"The studio has tan walls with blue and maroon stripes running parallel on them. Next to the door, there is a small table with a framed picture of a sign that reads "On Air." Next to that, there is a book titled "This is NPR: The First Forty Years," a testament to the history of public radio. A cabinet stands directly across from the door with a framed tribute to General Manager William Shigley on top of it. Above that, in bold letters, reads the words "WRVO: FM 90."

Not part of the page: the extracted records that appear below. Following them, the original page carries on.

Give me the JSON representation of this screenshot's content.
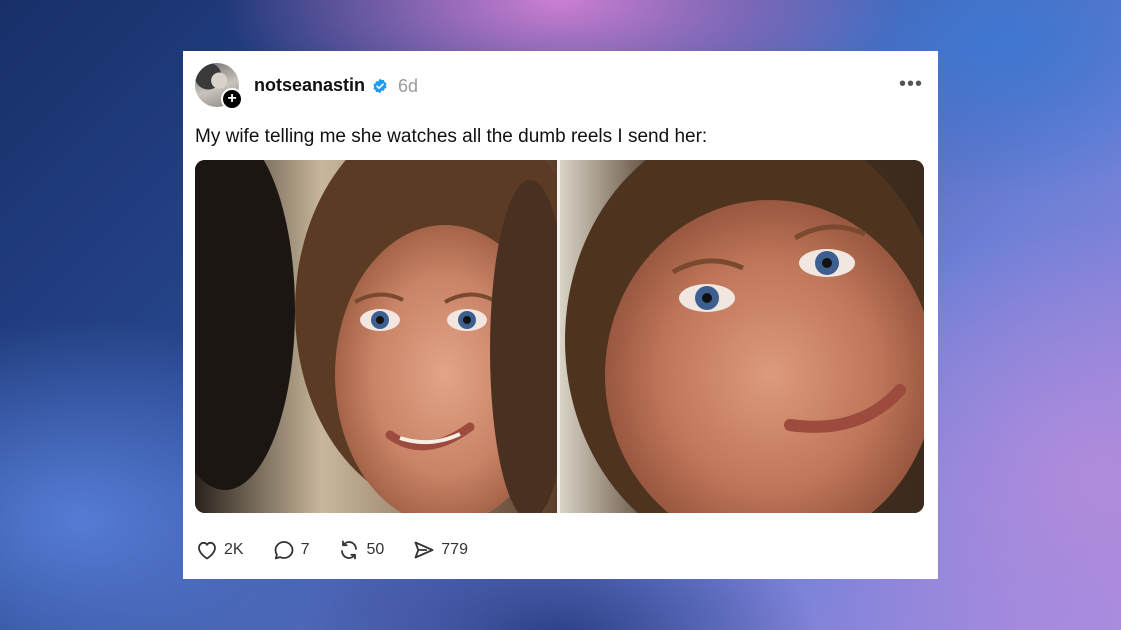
{
  "post": {
    "username": "notseanastin",
    "verified_icon": "verified-badge-icon",
    "verified_color": "#1d9bf0",
    "time": "6d",
    "more_label": "•••",
    "follow_label": "+",
    "caption": "My wife telling me she watches all the dumb reels I send her:",
    "media": {
      "panels": 2,
      "description_icon": "meme-photo"
    },
    "actions": {
      "like": {
        "icon": "heart-icon",
        "count": "2K"
      },
      "reply": {
        "icon": "comment-icon",
        "count": "7"
      },
      "repost": {
        "icon": "repost-icon",
        "count": "50"
      },
      "share": {
        "icon": "share-icon",
        "count": "779"
      }
    }
  }
}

"Several of the station’s nearly 20 employees sit at their desk, heads bowed, typing frantically to meet deadline. Outside of the chattering of keyboards and the occasional murmur of voices, everything is quiet. Down the hallway, there are four recording studios; above the doors are "On Air" signs. One is lit. Inside the first studio, Mark Lavonier, host of "Tuned to Yesterday," an old-time radio show, and Fred Vigeant, the program director, go over the program run-down for their next show. Though they are discussing work, their tone is casual, an exchange between friends.
""I’ve wanted to be part of this station since I was a kid," Lavonier said, laughing. "I love the magic of radio."
"WRVO is located in a section of Penfield Library, first went on air in 1969 starting solely with analog transmitters. The station has since grown and has adapted to modern times by using digital and high-definition signals. While older equipment, including VCRs is still available in the station, newer technology has been brought in. There is even a machine that converts old records to digital, according to Michael Ameigh, the station’s general manager.
"A traditional work day at WRVO, for a few of the station’s employees, begins before 5 a.m. There are shows to prepare for, news stories to cover and technology to be operated. Ameigh is in charge of overseeing everything that goes on.
""It’s a pretty busy place everyday," Ameigh said.
"Recent legislation, however, could jeopardize the efficiency of the station. On March 17, the House of Representatives passed a bill that would cut funding to National Public Radio. The bill would prevent stations from using federal grant money to pay for dues and programming.
"Ameigh said that in the 2009-2010 fiscal year, the station received over $200,000 in funding from the federal government. Some of the federal grants have gone toward modifying the transmitters to set up HD signals, while other federal funds cover the costs of accessing signals and fixing technical issues. The majority of the station’s funds, however, come from private donors, Ameigh said. If funding were to be cut, the radio station would still air.
""WRVO will not go dark if federal funding goes away," Ameigh said in a press release. "Should some stations be forced to drop out of the market for national public radio content, the broad variety of high quality programs currently available will be reduced."
"Private funding, however, would have to increase if this bill became law, he said.
"One way the station raises money is through on-air fundraisers. The station hosted a one-day fundraiser two weeks ago. Signs hung on the walls in the studio that read, "Today is the day to donate!" and "Don’t delay, donate today!" Listeners were asked to show their support and make phone donations. The event raised about $300,000 from contributors.
"Ameigh said federal funding accounts for about 12 to 13 percent of the budget.
""That’s not something that if we lost, we couldn’t overcome," he said.
"The bill still has to pass through Congress and, if it makes it through Congress, President Obama, who, according to Ameigh, has said he supports NPR and that he will veto the bill if it makes it that far.
""It’s not clear that that is what’s going to happen," Ameigh said. "So, we’re not going to cry wolf."